The outdoor terrace and hot tub |
The eclipse had been calculated to commence at 10:30 the
next morning (mountain time) and we were two and a half hours away according to
Google Maps. I had been thinking that under normal conditions we'd have plenty
of time if we got up at 6, but after a bit of discussion we decided to set our
alarm clocks for 3:30 and try to leave Custer by 4. Carol located an all-night
convenience store in town on her phone—the Corner Pantry—where we could get
some coffee before setting out, and we spent a few minutes relaxing in the hot
tub adjoining the terrace, confident that all the pieces were falling into
place nicely.
It was at this point
that we inadvertently locked ourselves out of the room.
* * *
I love the muffled sounds of early, early morning, when your
mind is like cotton and your body is stumbling around on "safe" mode,
not yet fully booted. Get up, get dressed, get packed, and get out: that's all
you have to do. Stepping outside into
the cool night air, I noticed that on the street below, someone had driven a
big white pickup truck up onto the curb. (I think he may have been delivering
papers to the corner news stand.) We were soon headed downtown on Mt. Rushmore
Blvd. to the Corner Pantry, which turned out to be a well-lit Conoco gas
station stocked with plenty of sugary donuts and rubbery breakfast burritos.
The coffee pots seemed to be empty, however.
The magic before dawn |
"I'm making some more right now. It will be ready in a
second," the manager said. She was thin as a rail, heavily tattooed, and
looked to be about sixteen. Several of us noticed that the cream dispenser
squirted cream sideways, and when I mentioned it to her, she said, "I
clean that every hour. It just sticks out of the bag funny." She was
definitely on the ball.
We headed out of town going south at 4:15 (I looked at the
clock on the dash). The main drag soon turned into Highway 385, otherwise known
as the Gold Rush Byway, which would take us all the way to Alliance. It was
pitch black, and there were very few cars on the road. The landscape was
shrouded in fog. The tail lights of our companion car soon disappeared around
the bends ahead of us, only to reappear on the straightaways, growing ever
smaller.
Rounding one bend, we came upon an elk standing in the road,
but he moved aside into the ditch a split second before I tapped the horn.

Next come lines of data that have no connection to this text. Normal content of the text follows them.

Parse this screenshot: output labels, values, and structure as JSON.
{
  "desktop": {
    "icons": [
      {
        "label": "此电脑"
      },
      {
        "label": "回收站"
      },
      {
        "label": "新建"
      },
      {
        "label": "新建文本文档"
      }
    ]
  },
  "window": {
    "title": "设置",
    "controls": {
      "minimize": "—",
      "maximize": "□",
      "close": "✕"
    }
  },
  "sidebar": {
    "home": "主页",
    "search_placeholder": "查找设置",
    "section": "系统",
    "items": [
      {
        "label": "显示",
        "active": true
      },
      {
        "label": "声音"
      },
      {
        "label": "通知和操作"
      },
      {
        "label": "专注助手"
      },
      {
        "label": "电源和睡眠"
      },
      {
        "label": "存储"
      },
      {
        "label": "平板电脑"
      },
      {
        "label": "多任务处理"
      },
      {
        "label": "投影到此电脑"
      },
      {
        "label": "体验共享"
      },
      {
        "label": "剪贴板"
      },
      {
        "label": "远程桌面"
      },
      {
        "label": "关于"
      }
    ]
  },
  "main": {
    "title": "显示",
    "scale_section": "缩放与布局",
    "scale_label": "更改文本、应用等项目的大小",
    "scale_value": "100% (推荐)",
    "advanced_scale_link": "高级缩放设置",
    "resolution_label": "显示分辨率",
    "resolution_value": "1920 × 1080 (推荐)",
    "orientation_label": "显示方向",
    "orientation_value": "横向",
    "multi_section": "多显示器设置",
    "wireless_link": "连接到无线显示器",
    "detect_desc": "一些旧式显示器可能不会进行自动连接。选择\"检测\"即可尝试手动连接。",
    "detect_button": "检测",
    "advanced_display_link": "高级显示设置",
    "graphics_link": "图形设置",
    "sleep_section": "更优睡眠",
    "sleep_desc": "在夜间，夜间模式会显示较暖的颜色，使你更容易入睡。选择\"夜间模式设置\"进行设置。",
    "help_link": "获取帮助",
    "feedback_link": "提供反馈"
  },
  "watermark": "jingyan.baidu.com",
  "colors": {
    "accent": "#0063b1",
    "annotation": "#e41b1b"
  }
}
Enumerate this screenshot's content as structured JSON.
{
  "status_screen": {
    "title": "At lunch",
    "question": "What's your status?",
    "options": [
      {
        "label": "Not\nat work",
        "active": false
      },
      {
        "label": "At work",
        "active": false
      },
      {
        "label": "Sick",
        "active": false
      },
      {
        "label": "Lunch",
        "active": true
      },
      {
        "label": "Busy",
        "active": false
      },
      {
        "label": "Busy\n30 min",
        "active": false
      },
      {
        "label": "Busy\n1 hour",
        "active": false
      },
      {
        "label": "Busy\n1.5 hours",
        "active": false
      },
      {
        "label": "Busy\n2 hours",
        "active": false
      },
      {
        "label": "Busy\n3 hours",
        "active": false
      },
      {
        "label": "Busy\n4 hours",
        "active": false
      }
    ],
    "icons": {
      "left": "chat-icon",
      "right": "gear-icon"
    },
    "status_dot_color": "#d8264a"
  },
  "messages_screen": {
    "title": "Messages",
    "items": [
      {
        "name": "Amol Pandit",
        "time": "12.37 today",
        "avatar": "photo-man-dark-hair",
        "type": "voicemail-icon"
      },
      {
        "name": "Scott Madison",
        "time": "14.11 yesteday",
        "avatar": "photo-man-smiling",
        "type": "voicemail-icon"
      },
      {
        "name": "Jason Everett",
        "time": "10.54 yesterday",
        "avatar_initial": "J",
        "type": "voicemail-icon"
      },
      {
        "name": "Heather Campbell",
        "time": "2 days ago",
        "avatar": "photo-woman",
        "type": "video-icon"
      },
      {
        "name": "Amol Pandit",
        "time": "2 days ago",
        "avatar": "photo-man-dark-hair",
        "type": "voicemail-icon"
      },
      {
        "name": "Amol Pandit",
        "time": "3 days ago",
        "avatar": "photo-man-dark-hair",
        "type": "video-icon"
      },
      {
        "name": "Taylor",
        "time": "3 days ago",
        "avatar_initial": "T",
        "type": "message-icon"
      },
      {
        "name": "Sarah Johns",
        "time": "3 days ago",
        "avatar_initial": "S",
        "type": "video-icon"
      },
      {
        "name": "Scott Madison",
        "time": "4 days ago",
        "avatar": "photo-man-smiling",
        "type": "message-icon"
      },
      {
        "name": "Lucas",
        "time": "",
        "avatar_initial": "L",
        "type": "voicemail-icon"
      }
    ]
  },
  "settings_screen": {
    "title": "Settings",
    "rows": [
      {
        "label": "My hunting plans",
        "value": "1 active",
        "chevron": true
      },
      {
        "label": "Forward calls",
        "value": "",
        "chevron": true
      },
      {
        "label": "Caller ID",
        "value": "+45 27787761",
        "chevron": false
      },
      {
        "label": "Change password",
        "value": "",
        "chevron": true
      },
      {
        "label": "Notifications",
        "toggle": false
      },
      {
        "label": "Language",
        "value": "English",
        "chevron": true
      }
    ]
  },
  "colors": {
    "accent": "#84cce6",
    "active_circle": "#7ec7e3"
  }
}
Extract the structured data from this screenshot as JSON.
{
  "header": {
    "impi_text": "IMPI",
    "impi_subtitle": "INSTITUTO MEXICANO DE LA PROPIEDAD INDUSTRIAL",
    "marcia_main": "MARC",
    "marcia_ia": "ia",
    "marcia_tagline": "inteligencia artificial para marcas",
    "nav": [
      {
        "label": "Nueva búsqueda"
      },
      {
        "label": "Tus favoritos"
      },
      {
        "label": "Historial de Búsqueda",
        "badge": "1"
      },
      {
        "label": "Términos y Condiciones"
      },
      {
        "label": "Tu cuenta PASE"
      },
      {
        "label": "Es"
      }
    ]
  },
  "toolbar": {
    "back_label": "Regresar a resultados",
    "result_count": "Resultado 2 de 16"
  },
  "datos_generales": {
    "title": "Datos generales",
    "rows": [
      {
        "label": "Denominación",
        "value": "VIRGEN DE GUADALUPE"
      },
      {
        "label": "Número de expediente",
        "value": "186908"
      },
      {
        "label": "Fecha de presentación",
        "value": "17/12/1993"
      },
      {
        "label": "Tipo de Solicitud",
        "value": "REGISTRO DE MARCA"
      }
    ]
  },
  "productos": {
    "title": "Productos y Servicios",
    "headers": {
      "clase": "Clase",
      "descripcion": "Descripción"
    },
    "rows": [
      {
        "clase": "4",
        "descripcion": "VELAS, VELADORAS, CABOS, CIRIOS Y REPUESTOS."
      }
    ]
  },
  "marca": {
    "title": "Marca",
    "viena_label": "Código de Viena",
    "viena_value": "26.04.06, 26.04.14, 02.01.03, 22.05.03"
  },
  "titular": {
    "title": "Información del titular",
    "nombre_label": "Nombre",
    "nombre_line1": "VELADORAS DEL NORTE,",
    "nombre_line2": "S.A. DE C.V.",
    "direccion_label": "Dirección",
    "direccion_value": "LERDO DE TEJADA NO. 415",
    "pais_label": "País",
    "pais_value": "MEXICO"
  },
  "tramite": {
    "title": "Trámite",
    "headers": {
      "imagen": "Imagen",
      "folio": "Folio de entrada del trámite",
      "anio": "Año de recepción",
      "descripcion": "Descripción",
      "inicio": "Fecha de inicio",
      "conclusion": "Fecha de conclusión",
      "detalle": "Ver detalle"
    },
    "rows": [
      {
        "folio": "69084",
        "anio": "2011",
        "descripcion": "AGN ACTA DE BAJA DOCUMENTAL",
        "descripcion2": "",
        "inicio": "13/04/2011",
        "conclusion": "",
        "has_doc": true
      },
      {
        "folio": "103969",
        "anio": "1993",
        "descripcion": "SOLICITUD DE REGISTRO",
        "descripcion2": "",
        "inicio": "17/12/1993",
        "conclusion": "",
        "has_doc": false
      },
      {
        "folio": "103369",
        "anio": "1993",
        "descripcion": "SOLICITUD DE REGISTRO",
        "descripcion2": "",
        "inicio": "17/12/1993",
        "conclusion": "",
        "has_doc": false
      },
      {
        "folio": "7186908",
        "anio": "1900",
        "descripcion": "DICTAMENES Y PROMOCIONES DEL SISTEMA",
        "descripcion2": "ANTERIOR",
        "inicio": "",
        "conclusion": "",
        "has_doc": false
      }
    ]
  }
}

The town of Hot Springs seemed to go on forever in the dark,
and it struck me that many of the limestone buildings whizzing by in front of
the headlights as we wove our way through it might have been worth looking at
more carefully in daylight.
Semis caught and passed us occasionally, but as light came
gradually to the sky and the fog lifted, the tone remained hushed. Gayle, who
was in the other car, texted Hilary as we approached Alliance, and we pulled
into the Conoco station on the outskirts of Chadron where they were already
parked.
We were now an hour north of Alliance. Traffic continued to
be very light, almost nonexistent. As the sun rose it transformed the fog itself
into a thin diaphanous blanket. At one
point four large dark birds flew across the highway ahead of the car. My first
thought was cormorants, but then I got a better look at the bills. "Hey,
look," I said, "Ibises!"
That was the only unusual thing we saw until we passed a makeshift
sign pointing the way to Carhenge. At the next intersection three men were
ushering cars into a field. The fee: $10. It was easy to see that the "guests"
were being lined up like sardines in anticipation of a big turnout, but the field
was less than a quarter full. It was not an appealing scene.
We turned left on the gravel road past the makeshift gate
and continued east, passing several similar pay-and-park operations, and turned
south on the next section road. We were looking for Madison Road, which sounded
important but was no different from the other gravel roads in the vicinity. A
mile or so east and we arrived at Sugar Farm.